Pinocchio woke up with a start. It was dawn!... He found himself buried in the snow up to his chest. He looked about and could no longer see the enemy's trench; he looked behind him and couldn't recognize the Italian post. What under the heavens had happened? He was on the point of becoming despondent and ready to give the alarm when on the side of the enemy's position in the wide wedge-sloped cleft, which looked like an exclamation point drawn with charcoal on an immense white sheet, he thought he saw a curious movement like many ants. He fixed his eyes on it, and while his heart beat so loudly that he thought he would suffocate, he concentrated all his attention, all his mind, on the point there below. He saw the jagged rock swarming with Alpine troops, saw little clusters of men suspended over the abyss, and ropes hanging in space slowly lifting up soldiers; and at the sight of this miracle of daring and dexterity he naturally forgot the fear of his wakening. Anxiously he followed the maneuvers of these brave sons of Italy, saw them suddenly disappear.... Then a cry of terror rose from the enemy's trench, a rattle of guns and almost at the same moment two or three hundred Austrians were in flight and flinging themselves on the slope, pursued by a steady fire. It was time to give the alarm. Pinocchio wanted to let out one of his extraordinary ta-pums, but just then a terrible explosion shook the earth and clouded the sky.... A horrible yell, a cry from hundreds of throats struck him to the marrow ... then there was silence.

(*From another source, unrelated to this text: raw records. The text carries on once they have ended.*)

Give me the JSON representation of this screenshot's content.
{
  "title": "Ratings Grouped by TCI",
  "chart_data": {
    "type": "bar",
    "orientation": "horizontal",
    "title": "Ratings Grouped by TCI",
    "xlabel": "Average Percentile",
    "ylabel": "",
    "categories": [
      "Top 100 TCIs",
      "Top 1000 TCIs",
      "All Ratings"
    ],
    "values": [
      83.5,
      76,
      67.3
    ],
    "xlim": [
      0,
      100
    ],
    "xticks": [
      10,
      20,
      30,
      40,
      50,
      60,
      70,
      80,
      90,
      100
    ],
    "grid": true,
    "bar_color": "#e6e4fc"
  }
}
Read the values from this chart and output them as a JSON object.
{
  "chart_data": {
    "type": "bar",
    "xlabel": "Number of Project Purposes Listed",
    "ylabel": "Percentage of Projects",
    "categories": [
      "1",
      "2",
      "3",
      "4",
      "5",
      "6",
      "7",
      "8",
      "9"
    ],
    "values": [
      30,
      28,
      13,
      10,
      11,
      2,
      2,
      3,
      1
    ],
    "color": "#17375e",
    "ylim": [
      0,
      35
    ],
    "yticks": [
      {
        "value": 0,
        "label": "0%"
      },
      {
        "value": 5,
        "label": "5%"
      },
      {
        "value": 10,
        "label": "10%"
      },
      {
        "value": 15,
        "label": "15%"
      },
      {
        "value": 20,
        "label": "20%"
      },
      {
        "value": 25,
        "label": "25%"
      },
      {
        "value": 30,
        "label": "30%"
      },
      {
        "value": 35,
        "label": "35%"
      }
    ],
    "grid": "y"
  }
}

Captain Teschisso, returning victorious from his expedition, found Pinocchio there, and tenderly gave him first aid, but, seeing that he didn't come to, he intrusted him to four soldiers, saying:

"Take him to the first ambulance, with Draghetta and the other wounded, and tell the surgeon to care for him as my best friend. Poor youngster, who will have to have another wooden leg! But we have avenged him and given those dogs what they deserved. Heavens, what a fight!"

CHAPTER X

Many Deeds and Few Words

My dear little friends, I won't stop to show you Pinocchio in the sad surroundings of a hospital. I will tell you only that he stayed there for more than two months, and that he left it with his two wooden legs, new and well oiled, and that Fatina, by a curious coincidence, was his careful and affectionate nurse, and that Ciampanella, playing the part of a good friend, did not fail to make him frequent visits, bringing with him certain samples of camp cookery which enraptured Pinocchio. His surgeon was a most polite Piedmontese, always bowing and salaaming, who announced to him with all formality the misfortune which had again overtaken him and asked his permission two days in advance to amputate his frozen leg.

"All right," exclaimed Pinocchio, "go ahead. I've got accustomed to such trifles now. But you must do me a favor."

"Let me hear it."

"When you give me my new wooden leg I want it to be longer than usual and that naturally you change the other one, too."